Als sie sich dann langsam wieder voneinander lösten, blickten sie einander sprachlos an. Dann aber lockerte ihr Lächeln die Stimmung und er tat es ihr gleich. "Du hast ein unfassbar interessantes Gesicht…", flüsterte sie ihm zu und sorgte dafür, dass er kurz und befreit auflachen musste. Doch er erkannte in ihrem Blick, dass sie es ernst meinte. Aber da sprach wohl die Künstlerin aus ihr, die soeben ihrer Muse wiederbegegnet war. "Pass' in Paris auf dich auf", erwiderte er ihr und erhielt dafür einen sanften Kuss auf den Mundwinkel. "Das werde ich. Danke, … dass du nochmal hier warst, Detective." Sie verabschiedeten sich voneinander und dann war der Zauber auch schon vorüber. Robert überquerte die Straße und stieg in den Wagen. "Was war denn das?", hakte Diane verblüfft nach. Roberts Blick haftete sich auf die Blondhaarige, die auf ihr Fahrrad stieg und losfuhr. Er seufzte. "Fahr' einfach los."
Gesucht von
John Robert Logue
54 Jahre . Detective beim NYPD
"Love is the triumph of imagination over intelligence."

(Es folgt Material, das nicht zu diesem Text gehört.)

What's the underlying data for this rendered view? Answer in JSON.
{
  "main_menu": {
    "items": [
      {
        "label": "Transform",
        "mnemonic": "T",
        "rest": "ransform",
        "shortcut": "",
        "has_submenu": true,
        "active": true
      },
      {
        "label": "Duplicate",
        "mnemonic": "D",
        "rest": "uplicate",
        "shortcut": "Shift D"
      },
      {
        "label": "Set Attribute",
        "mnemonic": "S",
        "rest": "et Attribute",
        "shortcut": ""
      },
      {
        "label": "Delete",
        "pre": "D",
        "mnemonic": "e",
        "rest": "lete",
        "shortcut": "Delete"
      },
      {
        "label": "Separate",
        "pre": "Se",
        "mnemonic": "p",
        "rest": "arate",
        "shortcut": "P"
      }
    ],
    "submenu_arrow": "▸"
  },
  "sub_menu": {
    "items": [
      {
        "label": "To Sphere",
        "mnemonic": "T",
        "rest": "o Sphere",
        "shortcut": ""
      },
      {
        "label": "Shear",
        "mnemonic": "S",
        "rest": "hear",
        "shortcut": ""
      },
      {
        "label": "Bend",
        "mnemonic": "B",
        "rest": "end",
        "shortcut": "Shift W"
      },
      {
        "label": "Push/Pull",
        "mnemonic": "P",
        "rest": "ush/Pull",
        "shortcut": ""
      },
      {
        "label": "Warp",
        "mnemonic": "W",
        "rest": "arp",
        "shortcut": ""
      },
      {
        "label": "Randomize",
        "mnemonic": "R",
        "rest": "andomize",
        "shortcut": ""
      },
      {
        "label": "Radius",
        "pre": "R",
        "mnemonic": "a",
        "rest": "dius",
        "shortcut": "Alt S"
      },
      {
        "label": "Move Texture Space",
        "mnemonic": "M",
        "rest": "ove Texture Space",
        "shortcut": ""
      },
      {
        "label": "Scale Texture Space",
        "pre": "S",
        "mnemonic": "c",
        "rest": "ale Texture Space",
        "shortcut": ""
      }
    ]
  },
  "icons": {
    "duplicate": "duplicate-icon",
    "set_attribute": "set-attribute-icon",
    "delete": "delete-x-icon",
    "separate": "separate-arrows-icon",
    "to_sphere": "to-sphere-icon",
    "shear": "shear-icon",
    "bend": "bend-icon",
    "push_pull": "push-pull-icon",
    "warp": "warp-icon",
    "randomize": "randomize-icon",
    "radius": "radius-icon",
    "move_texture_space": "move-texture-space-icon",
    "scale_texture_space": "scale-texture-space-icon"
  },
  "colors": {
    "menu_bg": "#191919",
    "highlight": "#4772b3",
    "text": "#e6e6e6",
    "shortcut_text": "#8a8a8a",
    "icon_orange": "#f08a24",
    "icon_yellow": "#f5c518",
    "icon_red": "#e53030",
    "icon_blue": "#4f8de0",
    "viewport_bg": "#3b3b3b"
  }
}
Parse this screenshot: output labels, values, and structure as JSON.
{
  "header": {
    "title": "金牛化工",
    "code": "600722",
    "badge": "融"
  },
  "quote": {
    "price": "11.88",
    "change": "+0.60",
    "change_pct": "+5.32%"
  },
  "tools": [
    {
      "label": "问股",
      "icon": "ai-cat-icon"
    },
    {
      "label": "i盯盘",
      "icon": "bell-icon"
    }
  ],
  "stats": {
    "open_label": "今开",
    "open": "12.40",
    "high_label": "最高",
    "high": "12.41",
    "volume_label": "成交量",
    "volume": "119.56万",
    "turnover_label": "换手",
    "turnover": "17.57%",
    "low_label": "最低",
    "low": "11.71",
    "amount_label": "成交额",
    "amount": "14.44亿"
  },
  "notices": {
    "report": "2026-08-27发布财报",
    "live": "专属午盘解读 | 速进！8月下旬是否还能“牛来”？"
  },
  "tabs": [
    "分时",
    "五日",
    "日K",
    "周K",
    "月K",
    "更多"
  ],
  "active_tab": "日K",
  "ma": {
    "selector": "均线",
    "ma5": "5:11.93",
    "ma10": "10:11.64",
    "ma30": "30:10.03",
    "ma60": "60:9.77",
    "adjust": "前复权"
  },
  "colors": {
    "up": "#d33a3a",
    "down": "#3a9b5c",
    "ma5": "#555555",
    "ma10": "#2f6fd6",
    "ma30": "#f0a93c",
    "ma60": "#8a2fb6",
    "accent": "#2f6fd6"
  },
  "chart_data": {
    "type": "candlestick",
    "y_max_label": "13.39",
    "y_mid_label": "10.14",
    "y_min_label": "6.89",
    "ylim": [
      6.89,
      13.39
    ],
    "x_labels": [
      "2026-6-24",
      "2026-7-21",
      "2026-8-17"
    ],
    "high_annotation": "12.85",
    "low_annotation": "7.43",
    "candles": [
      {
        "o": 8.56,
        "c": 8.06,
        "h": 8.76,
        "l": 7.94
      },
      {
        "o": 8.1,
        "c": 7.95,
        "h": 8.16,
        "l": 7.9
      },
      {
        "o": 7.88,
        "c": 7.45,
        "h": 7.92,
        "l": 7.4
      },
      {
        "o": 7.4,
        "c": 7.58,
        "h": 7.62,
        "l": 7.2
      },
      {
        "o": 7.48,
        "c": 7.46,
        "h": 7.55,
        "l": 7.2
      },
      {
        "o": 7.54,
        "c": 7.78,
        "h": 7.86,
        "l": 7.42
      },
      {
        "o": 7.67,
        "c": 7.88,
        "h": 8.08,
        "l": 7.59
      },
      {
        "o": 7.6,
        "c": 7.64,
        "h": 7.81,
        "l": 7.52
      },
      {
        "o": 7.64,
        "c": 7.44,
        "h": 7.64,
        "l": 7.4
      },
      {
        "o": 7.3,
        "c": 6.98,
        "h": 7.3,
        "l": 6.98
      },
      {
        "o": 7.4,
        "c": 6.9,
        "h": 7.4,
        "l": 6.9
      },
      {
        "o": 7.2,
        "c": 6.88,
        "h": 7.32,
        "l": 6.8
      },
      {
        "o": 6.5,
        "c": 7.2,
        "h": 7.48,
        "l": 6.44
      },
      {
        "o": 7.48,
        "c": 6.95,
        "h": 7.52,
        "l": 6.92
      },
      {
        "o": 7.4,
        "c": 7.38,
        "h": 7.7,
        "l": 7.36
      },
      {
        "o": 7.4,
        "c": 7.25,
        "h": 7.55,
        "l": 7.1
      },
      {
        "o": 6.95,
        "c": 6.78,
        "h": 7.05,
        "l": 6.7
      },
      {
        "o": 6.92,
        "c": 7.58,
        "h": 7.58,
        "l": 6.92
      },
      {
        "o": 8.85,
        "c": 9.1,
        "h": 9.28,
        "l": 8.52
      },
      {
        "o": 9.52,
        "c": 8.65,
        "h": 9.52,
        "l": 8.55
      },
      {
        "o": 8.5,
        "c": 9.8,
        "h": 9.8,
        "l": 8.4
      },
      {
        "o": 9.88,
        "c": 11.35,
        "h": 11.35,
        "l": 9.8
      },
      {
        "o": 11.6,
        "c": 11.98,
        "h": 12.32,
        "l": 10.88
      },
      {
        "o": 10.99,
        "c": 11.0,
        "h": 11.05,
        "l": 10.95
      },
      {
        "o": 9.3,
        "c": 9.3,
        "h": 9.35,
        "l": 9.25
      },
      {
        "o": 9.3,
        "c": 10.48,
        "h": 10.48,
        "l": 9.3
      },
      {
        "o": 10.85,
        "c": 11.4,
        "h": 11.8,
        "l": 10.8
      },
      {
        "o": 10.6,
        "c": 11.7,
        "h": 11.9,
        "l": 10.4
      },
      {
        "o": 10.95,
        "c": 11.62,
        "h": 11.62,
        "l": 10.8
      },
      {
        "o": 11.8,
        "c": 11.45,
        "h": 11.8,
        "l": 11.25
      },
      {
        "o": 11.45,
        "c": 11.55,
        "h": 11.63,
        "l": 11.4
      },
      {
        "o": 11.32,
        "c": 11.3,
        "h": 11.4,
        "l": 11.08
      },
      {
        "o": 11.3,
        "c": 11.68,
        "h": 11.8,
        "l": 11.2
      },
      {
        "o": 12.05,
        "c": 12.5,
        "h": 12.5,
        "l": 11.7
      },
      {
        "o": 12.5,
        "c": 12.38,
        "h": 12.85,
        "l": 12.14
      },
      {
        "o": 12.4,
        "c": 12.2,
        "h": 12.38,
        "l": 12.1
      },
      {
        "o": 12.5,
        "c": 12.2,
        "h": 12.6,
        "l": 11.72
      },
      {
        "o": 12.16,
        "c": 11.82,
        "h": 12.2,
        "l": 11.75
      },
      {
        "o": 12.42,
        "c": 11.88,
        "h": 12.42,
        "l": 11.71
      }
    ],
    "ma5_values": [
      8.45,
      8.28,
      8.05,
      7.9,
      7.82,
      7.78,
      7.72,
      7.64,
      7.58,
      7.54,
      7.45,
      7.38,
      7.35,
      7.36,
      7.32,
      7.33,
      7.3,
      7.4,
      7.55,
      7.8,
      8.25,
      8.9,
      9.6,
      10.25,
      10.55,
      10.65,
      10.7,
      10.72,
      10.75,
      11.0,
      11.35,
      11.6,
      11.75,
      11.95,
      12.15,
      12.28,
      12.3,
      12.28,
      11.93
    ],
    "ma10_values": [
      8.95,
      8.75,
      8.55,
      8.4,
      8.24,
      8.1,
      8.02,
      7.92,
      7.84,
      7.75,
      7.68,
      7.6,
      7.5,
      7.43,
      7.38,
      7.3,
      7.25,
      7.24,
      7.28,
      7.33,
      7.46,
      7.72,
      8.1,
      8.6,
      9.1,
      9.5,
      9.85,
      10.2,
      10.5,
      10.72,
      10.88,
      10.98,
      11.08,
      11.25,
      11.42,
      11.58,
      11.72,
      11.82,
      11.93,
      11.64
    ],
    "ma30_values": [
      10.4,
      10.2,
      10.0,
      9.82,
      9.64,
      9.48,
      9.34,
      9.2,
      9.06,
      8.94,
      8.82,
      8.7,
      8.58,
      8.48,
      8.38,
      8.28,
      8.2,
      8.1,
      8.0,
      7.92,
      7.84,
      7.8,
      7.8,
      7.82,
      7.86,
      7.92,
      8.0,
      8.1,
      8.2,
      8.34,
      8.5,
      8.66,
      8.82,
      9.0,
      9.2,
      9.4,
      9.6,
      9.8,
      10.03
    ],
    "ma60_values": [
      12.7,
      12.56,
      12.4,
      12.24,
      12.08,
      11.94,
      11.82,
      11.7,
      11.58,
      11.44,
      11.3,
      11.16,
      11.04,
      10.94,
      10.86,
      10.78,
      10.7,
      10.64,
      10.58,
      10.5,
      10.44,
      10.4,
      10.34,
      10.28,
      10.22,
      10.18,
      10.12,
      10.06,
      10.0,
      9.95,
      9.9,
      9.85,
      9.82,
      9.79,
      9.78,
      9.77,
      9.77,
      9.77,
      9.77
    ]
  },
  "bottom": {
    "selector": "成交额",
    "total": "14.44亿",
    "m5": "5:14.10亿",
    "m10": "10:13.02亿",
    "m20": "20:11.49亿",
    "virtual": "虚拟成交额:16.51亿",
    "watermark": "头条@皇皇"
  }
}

Auch in Roberts Leben hat sich in den letzten Jahren einiges getan. Der Detective wurde zum Lieutentant befördert und später wieder zum Detective aufgrund mehrfachen Fehlverhaltens degradiert. Er wurde entführt und bezahlte dies beinahe mit seinem Leben. Nur schwer fand er zurück in den Alltag. Ihm wurde ein neuer Partner an die Seite gesetzt, der sich zunächst an diesen doch äußerst verschrobenen und merkwürdigen Mann gewöhnen musste. Gewöhnungsbedürftig, das war Robert schon immer irgendwie gewesen. Er wuchs zusammen mit einer manisch-depressiven Mutter auf, kümmerte sich um sie und den Haushalt so gut es ging, während sein Vater nach der Scheidung mit Roberts kleiner Schwester nach Chicago zog. Bobby lernte auch kurzzeitig das Kinderheim kennen, während seine Mutter in einer Klinik behandelt wurde. Schon früh wurde sein Bibliotheksausweis zu seinem besten Freund, denn viele 'echte' Freunde hat er nie besessen, galt er doch seit jeher als Außenseiter.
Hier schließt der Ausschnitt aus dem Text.